CNA Hardy allegedly paid $40m to ransomware attackers

Commercial insurance provider CNA Hardy has allegedly paid out $40m (around £28m) to its ransomware attackers.

According to Bloomberg, the Chicago-based company paid hackers two weeks after CNA officials were blocked from the network and its data was stolen - this was confirmed by unnamed sources at the insurance provider.

However, on 12 May 2021, CNA Hardy released a statement providing updated details. 

The statement said: ”We continue to progress our investigation into this incident, in partnership with the third-party forensic experts working to assist CNA.

”We are pleased that in a short time since the ransomware event, we are now operating in a fully restored state.

”Investigation Update: We have been working diligently with our third-party experts to determine what happened during the course of this attack.”

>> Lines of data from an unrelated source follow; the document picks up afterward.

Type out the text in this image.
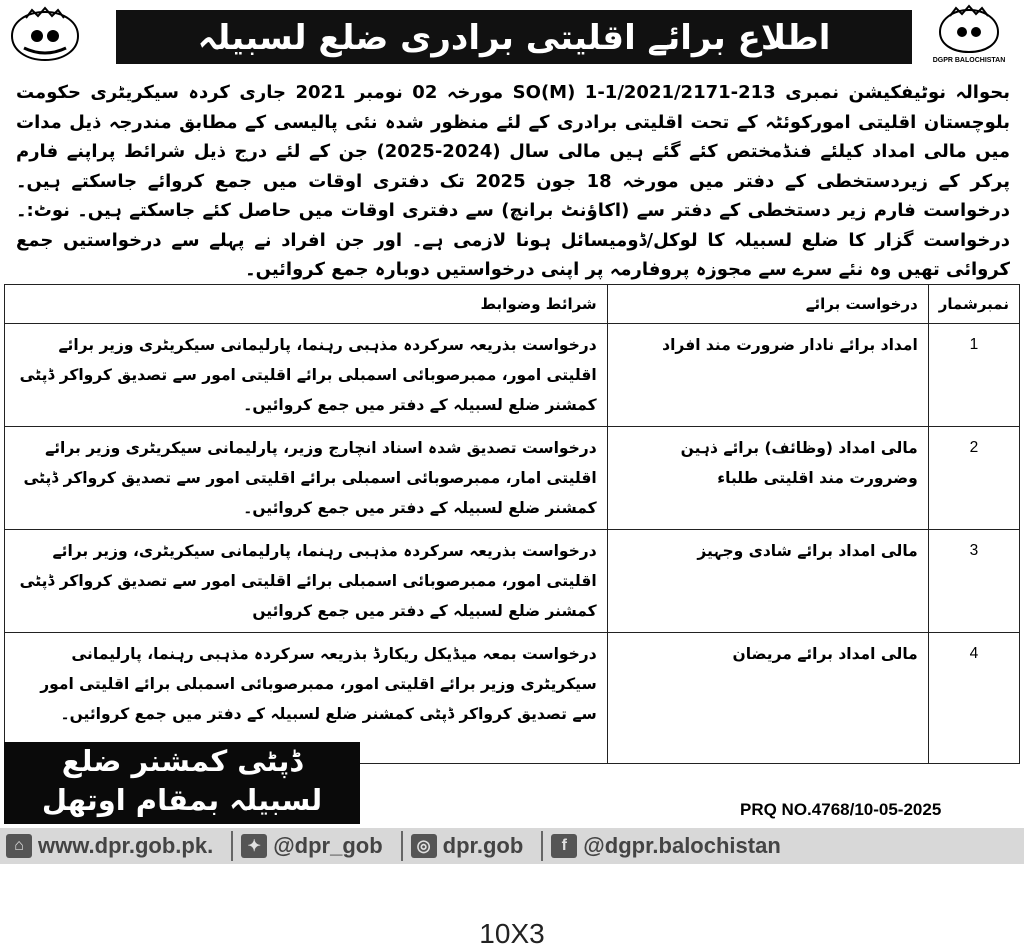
اطلاع برائے اقلیتی برادری ضلع لسبیلہ
DGPR BALOCHISTAN
بحوالہ نوٹیفکیشن نمبری SO(M) 1-1/2021/2171-213 مورخہ 02 نومبر 2021 جاری کردہ سیکریٹری حکومت بلوچستان اقلیتی امورکوئٹہ کے تحت اقلیتی برادری کے لئے منظور شدہ نئی پالیسی کے مطابق مندرجہ ذیل مدات میں مالی امداد کیلئے فنڈمختص کئے گئے ہیں مالی سال (2024-2025) جن کے لئے درج ذیل شرائط پراپنے فارم پرکر کے زیردستخطی کے دفتر میں مورخہ 18 جون 2025 تک دفتری اوقات میں جمع کروائے جاسکتے ہیں۔ درخواست فارم زیر دستخطی کے دفتر سے (اکاؤنٹ برانچ) سے دفتری اوقات میں حاصل کئے جاسکتے ہیں۔ نوٹ:۔ درخواست گزار کا ضلع لسبیلہ کا لوکل/ڈومیسائل ہونا لازمی ہے۔ اور جن افراد نے پہلے سے درخواستیں جمع کروائی تھیں وہ نئے سرے سے مجوزہ پروفارمہ پر اپنی درخواستیں دوبارہ جمع کروائیں۔
نمبرشمار	درخواست برائے	شرائط وضوابط
1	امداد برائے نادار ضرورت مند افراد	درخواست بذریعہ سرکردہ مذہبی رہنما، پارلیمانی سیکریٹری وزیر برائے اقلیتی امور، ممبرصوبائی اسمبلی برائے اقلیتی امور سے تصدیق کرواکر ڈپٹی کمشنر ضلع لسبیلہ کے دفتر میں جمع کروائیں۔
2	مالی امداد (وظائف) برائے ذہین وضرورت مند اقلیتی طلباء	درخواست تصدیق شدہ اسناد انچارج وزیر، پارلیمانی سیکریٹری وزیر برائے اقلیتی امار، ممبرصوبائی اسمبلی برائے اقلیتی امور سے تصدیق کرواکر ڈپٹی کمشنر ضلع لسبیلہ کے دفتر میں جمع کروائیں۔
3	مالی امداد برائے شادی وجہیز	درخواست بذریعہ سرکردہ مذہبی رہنما، پارلیمانی سیکریٹری، وزیر برائے اقلیتی امور، ممبرصوبائی اسمبلی برائے اقلیتی امور سے تصدیق کرواکر ڈپٹی کمشنر ضلع لسبیلہ کے دفتر میں جمع کروائیں
4	مالی امداد برائے مریضان	درخواست بمعہ میڈیکل ریکارڈ بذریعہ سرکردہ مذہبی رہنما، پارلیمانی سیکریٹری وزیر برائے اقلیتی امور، ممبرصوبائی اسمبلی برائے اقلیتی امور سے تصدیق کرواکر ڈپٹی کمشنر ضلع لسبیلہ کے دفتر میں جمع کروائیں۔
ڈپٹی کمشنر ضلع
لسبیلہ بمقام اوتھل	PRQ NO.4768/10-05-2025
⌂ www.dpr.gob.pk.	✦ @dpr_gob	◎ dpr.gob	f @dgpr.balochistan
10X3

The statement added that the investigation is ongoing, but the following information can be shared: 

• CNA’s forensic investigation and root cause determination have revealed no indication that this was a targeted attack or that CNA or policyholder data was specifically targeted by the threat actor.
• On 21 March 2021, CNA detected the ransomware and took immediate action by proactively disconnecting its systems from its network to contain the threat and prevent additional systems from being affected.
• All attacker activity happened in March 2021 and prior to 21 March specifically. 
• As a result of the company’s actions, it is confident that the threat actor has not accessed the CNA environment since the ransomware event. 
• CNA has no evidence to indicate that external customers were potentially at risk of infection due to the incident.

Speaking on this news, Charles Herring, chief technology officer and co-founder of software firm WitFoo, said: “CNA messaging on the March breach is starting to show some concerning cracks.”

For example, while the 12 May update stated that ”there is no indication that this was a targeted attack or that CNA or policyholder data was specifically targeted”, the statement also noted that “CNA has been conducting dark web scans and searches for CNA-related information and at this time, we do not have any evidence that data related to this attack is being shared or misused”.

CNA Hardy was hit by a “sophisticated” ransomware attack in March earlier this year, which impacted its operations and email system.

Terrifying implication

Herring continued: “CNA’s efforts to search the dark web show they believe it is possible (if not likely) that policy information left the network. If that was not a possibility, there would be no need to search the dark web. The problem with CNA’s assessment is that this information is too valuable to sell on dark web markets.”

He pointed out a potential change “from opportunistic ransomware to targeted ransomware”.

“Such a high ransom shows strong evidence that CNA was targeted - the criminals knew they could extort that large amount. It is also evidence that the pain of that data disclosure was significant to CNA,” Herring added.

In terms of the scope of the attack, the aforementioned statement from CNA Hardy continued: ”Our investigation identified the scope of impacted data in the incident, as well as the servers on which the data resided. We are reviewing the impacted data to determine the contents using both technology and a manual review.

”We will continue to work quickly and diligently so that we may assess our legal obligations, including any notification obligations to policyholders and impacted individuals.”

Meanwhile on 1 October 2020, the US Department of Treasury issued guidance that “future ransomware payment demands may risk violating Office of Foreign Assets Control (OFAC) regulations”, Herring said.

“The terrifying implication is not limited to the reputation of CNA. The major issue is ransomware criminals likely [having] a menu of targets and pay outs from the data lost at CNA.”

Insurance Times has contacted CNA Hardy for comment.